Engineers often strive to maximize code output, fueled on by flawed metrics such as counting lines of code or number of pull requests, but with the advent of LLMs that give convincing answers, they do so at an unperceived cost of their own intellectual growth. Companies that opt to give entry-level developers, for example, more simple tasks like implementing a simple API endpoint or a basic UI component, will find that these tasks get completed quickly, but if the developer doesn't look into the solution--for example, further investigate an approach given by the LLM that the developer doesn't fully understand or hasn't seen before--then you're fundamentally building your codebase on weak foundation. Companies that give more complex, multifaceted tasks to the wrong kind of developer that relies too much on AI will see, sooner or later, issues in reliability, performance and maintainability, and the engineer--as the main point of contact and subject matter expert on this feature--will be unable to provide a solution without trying to work through the AI's solution, paying the knowledge debt that he accumulated at the worst possible moment. Of course, saying that "Copilot suggested this code to me" when asked about how something works, or even worse, why something doesn't work, is not a great response.

Intellectual debt is maybe a better name for this concept. Just like how technical debt is accrued by opting for a less optimal solution in favor of quickly completing a task and postponing the supposed eventual implementation of the optimal solution, where the more time that passes by, the less you remember what was wrong and what solution you were thinking of, intellectual debt is opting for the quick, readily available LLM solution in favor of completing a task, postponing the fact that eventually you'll need to understand what the LLM did and why. Both of these types of debts, naturally, will eventually be collected one way or another, whether you voluntarily choose to pay it by taking the time out of your day to pay, or involuntarily when your production deployment crashes and burns because of a weird edge case that the LLM was not aware of, and now you have thousands or even millions of angry users now turned debt collectors demanding a fix.

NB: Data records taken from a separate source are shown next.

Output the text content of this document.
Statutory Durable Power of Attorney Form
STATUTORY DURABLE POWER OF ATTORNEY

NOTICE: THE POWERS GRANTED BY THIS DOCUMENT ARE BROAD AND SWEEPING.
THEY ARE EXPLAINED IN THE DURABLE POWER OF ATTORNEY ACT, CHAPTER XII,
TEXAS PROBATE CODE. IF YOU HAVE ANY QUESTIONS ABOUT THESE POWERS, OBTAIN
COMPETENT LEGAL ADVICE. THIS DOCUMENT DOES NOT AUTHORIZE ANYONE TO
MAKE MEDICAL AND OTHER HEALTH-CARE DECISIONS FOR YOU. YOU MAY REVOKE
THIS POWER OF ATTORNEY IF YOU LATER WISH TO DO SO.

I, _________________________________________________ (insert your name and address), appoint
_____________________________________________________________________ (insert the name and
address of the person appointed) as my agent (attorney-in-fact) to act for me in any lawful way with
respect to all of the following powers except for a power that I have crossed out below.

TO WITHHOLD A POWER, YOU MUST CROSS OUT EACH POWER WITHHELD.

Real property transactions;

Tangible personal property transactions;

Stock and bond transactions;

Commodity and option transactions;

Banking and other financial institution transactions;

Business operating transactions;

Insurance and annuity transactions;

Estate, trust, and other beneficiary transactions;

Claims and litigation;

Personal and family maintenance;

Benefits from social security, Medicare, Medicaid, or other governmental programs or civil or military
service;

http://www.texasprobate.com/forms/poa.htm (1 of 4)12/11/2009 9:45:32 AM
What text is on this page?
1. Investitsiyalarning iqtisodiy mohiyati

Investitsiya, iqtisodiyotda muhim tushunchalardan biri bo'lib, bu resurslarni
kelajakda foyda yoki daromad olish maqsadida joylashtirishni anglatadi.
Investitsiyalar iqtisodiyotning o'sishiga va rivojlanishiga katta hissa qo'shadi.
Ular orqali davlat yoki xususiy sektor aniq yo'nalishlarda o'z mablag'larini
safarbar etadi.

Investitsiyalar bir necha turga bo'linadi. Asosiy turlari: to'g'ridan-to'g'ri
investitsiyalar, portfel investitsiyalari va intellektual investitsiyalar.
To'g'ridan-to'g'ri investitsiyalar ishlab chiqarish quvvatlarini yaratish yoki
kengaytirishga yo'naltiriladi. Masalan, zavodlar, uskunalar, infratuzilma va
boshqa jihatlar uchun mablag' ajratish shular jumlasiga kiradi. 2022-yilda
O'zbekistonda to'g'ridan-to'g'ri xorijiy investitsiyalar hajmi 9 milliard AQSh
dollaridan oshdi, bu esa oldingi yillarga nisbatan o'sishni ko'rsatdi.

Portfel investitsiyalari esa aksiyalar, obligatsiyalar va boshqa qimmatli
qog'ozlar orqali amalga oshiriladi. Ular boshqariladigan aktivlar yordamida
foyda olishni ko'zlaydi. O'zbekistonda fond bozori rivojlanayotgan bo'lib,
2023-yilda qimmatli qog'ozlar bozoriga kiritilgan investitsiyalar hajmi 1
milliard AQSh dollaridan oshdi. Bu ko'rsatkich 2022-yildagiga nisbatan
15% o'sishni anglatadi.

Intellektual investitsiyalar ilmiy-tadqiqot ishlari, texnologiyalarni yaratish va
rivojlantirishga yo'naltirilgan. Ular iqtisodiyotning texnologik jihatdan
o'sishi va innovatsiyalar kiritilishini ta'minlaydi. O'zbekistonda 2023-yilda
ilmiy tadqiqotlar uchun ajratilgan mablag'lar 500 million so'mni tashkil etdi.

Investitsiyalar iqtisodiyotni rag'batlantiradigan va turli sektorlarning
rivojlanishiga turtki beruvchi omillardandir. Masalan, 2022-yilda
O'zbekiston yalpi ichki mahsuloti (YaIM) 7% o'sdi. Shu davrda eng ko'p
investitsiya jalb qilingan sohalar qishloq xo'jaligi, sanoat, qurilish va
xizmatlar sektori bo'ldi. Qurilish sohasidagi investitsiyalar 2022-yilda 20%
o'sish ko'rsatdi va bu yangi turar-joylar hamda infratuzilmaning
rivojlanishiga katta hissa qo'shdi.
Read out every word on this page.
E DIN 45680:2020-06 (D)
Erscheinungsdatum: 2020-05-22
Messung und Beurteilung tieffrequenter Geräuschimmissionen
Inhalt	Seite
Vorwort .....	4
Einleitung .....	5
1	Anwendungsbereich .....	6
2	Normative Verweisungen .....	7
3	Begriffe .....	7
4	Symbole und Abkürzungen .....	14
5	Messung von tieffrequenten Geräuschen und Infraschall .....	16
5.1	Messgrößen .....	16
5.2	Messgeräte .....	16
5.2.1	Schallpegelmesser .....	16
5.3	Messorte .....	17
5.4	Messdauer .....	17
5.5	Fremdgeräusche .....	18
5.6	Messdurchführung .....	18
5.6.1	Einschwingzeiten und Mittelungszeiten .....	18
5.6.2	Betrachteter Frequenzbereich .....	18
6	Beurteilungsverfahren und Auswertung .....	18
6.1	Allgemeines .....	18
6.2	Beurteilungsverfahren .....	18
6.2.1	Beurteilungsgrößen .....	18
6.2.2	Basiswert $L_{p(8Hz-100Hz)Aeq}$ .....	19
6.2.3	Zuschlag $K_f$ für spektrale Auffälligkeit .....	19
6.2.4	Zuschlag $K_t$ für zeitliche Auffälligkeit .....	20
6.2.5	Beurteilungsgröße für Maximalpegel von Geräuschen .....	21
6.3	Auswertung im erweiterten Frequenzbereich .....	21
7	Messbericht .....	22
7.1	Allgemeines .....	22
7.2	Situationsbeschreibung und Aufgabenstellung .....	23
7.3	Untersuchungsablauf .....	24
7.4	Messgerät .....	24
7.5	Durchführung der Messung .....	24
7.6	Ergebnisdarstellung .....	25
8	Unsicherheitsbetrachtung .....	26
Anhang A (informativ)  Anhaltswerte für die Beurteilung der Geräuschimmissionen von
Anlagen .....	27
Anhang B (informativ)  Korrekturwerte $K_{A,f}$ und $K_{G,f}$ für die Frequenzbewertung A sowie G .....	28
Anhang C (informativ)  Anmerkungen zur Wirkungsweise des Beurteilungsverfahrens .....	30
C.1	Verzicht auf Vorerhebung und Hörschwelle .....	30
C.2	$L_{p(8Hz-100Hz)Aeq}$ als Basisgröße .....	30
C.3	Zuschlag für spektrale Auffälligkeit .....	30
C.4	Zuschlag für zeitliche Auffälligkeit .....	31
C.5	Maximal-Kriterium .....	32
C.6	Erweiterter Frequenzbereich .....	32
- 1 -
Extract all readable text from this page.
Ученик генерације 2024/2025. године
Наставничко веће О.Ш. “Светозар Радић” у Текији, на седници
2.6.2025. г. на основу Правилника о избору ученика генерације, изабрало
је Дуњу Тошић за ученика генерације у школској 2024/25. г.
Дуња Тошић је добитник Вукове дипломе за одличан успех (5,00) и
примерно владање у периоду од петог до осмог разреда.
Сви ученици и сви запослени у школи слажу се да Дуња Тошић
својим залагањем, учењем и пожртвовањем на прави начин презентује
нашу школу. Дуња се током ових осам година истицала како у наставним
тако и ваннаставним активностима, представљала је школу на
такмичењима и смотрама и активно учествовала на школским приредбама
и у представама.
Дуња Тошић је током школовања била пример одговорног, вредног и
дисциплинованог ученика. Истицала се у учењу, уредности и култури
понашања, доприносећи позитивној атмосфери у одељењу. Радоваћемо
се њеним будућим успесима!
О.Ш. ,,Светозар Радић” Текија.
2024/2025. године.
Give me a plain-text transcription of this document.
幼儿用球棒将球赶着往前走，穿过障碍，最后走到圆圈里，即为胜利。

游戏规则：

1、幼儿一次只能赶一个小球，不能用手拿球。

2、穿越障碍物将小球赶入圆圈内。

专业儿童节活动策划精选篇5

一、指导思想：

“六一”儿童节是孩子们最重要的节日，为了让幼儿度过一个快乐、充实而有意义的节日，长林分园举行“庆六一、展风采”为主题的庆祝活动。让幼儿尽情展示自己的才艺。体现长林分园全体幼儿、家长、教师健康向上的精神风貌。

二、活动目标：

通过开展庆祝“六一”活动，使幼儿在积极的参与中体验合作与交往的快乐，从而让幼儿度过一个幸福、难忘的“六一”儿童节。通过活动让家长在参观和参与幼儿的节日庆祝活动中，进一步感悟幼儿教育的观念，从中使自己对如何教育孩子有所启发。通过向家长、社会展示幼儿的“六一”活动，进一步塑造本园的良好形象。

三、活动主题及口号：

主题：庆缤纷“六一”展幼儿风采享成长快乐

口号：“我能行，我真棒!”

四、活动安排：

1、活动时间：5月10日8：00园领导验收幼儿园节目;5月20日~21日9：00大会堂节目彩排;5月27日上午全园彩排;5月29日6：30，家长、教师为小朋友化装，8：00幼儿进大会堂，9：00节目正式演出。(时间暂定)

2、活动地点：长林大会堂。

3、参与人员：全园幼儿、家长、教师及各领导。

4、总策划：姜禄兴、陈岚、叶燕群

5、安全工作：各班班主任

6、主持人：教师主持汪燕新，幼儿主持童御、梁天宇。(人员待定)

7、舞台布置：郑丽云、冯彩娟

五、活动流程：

The point is, you should know what you're doing. If you write code yourself, you should be able to explain why you took certain decisions, what certain structures and patterns do, and the trade-offs you accepted in your solution. If you have AI assist you by prompting it to do a task for you, you should be able to evaluate the AI's solution as if it were your own, and you should be able to explain decisions, patterns and trade-offs as if you were the one writing it.